Wave-attenuation and hydrodynamic properties of twin pontoon floating breakwater with kelp

With the increasing awareness of environmental protection, more and more marine eco-structures are being built. Mangroves, corals and seaweeds can be combined with marine hard structures to resist marine hazards. As a kind of marine plant, kelp has the potential to weaken wave and current. In this paper, a twin pontoon floating breakwater with kelp (TPFBK) is proposed. Experimental and numerical studies are carried out in a wave flume. Firstly, comparative experimental studies of the wave-attenuation performance of TPFBK with different length kelp and the number of rows of kelp arrangements are conducted. Secondly, the mooring force of the TPFBK with different arrangements of kelp are compared exhaustively. Finally, a simplified fluid-solid coupled numerical model is developed to analyze the wave dissipation mechanism of the TPFBK with different kelp arrangements by velocity field, vorticity and turbulent kinetic energy distribution. The results indicate that the TPFBK exhibits better wave attenuation performance compared with the traditional twin pontoon floating breakwater (TPFB).
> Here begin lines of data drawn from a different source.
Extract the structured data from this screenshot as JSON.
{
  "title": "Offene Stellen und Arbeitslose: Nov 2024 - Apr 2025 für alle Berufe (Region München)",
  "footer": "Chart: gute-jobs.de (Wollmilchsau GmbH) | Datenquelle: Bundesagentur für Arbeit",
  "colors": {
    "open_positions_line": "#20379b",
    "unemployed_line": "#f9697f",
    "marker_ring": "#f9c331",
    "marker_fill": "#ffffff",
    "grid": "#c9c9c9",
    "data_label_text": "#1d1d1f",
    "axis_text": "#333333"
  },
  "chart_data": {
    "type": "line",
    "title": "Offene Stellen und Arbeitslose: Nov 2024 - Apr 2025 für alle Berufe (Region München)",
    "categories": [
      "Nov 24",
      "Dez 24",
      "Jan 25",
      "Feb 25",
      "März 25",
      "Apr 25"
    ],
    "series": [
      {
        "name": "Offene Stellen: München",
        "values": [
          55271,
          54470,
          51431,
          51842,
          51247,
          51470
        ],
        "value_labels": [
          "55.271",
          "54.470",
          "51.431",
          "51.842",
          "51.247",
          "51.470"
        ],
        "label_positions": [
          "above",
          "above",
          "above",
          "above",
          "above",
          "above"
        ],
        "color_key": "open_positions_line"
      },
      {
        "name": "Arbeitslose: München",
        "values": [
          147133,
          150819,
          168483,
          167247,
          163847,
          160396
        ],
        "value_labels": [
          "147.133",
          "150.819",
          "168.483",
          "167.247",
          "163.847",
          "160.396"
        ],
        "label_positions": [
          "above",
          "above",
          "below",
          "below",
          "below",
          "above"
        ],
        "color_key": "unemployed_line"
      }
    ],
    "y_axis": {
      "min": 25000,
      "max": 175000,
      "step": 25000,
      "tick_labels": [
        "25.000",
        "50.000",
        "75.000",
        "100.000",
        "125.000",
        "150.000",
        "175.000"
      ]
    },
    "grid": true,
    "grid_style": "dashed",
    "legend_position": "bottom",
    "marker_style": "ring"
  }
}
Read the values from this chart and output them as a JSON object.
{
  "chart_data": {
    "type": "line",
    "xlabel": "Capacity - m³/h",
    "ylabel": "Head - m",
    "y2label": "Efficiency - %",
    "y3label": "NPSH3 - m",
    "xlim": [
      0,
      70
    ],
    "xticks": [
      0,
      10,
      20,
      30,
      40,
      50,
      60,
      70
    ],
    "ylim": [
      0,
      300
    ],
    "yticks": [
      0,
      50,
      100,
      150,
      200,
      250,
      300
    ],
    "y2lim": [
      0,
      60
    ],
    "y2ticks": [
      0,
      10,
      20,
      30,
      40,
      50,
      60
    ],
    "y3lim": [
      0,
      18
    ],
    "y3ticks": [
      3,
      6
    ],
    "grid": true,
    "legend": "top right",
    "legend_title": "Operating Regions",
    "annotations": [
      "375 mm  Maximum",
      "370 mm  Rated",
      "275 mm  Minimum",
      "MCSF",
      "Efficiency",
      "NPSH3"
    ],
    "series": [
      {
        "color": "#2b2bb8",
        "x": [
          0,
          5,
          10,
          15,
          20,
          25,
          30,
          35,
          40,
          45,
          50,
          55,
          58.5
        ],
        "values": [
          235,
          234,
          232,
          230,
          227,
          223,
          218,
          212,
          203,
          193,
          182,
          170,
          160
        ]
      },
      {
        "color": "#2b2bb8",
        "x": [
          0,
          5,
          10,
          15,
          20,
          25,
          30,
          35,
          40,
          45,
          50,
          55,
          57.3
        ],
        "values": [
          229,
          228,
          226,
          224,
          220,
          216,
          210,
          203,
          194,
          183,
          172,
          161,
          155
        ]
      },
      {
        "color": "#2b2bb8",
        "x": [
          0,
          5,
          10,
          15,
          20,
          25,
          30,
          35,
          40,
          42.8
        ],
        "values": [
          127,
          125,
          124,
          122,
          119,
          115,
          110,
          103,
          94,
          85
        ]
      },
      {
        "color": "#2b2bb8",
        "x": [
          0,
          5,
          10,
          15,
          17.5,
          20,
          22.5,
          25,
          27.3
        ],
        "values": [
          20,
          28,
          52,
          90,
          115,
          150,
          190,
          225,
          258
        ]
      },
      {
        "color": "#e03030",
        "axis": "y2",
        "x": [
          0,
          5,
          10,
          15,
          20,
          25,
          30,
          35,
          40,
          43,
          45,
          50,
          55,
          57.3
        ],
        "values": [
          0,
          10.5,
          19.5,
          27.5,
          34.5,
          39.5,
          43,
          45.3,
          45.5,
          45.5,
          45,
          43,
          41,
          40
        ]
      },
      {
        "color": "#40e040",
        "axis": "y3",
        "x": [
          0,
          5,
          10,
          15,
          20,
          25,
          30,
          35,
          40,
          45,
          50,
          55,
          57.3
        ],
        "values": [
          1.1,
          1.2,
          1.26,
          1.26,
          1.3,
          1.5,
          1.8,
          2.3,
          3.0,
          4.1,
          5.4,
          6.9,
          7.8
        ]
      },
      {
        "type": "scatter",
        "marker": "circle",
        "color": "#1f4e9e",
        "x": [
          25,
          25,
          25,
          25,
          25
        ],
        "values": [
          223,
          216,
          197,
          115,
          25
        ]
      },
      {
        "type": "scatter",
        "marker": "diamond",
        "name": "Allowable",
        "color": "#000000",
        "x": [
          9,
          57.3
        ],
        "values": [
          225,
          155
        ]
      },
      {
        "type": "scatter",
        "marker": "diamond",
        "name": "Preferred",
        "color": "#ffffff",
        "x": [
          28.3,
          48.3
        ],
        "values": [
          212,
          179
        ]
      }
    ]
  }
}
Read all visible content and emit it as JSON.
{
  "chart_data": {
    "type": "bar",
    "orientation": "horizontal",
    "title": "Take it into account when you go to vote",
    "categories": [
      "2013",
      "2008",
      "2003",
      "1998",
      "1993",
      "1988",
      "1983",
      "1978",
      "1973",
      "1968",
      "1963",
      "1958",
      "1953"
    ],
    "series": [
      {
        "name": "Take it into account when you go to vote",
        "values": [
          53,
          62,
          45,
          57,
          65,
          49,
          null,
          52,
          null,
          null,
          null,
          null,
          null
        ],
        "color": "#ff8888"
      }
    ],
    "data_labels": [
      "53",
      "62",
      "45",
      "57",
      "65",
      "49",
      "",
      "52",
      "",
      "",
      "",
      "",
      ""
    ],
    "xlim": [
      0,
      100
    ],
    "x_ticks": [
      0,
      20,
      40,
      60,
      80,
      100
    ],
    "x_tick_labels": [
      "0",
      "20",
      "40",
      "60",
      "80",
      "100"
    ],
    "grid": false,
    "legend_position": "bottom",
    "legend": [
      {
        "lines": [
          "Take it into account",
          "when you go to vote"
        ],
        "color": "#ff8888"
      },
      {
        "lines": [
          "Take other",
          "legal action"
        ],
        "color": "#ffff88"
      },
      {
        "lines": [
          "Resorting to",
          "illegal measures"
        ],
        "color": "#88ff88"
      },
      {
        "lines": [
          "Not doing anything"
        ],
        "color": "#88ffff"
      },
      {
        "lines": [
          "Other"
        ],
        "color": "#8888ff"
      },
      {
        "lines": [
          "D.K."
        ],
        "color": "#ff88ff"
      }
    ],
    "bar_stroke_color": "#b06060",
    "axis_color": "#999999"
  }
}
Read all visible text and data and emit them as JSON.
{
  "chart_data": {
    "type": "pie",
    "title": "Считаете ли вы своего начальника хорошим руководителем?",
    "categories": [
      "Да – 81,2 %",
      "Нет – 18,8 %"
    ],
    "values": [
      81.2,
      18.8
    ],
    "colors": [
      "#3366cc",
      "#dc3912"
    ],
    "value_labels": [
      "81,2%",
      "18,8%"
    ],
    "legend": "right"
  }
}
At the same time, the kelp array is helpful to reduce the on-shore mooring force. However, it increases the off-shore mooring force which is very limited. The TPFBK with a single row of densely planted kelp improves wave attenuation performance mainly by reflecting wave energy, while the multi-row arrangement of kelp enhances wave energy dissipation. And the dissipation of wave energy is caused by the variations in velocity field, turbulent kinetic energy and the development and shedding of vortices.

Automated summary

In this paper, a twin pontoon floating breakwater with kelp (TPFBK) is proposed and studied experimentally and numerically. Results show that TPFBK exhibits better wave attenuation performance compared with the traditional TPFB. The arrangement of kelp helps reduce on-shore mooring force but increases off-shore mooring force. The wave dissipation mechanism is influenced by the arrangement of kelp.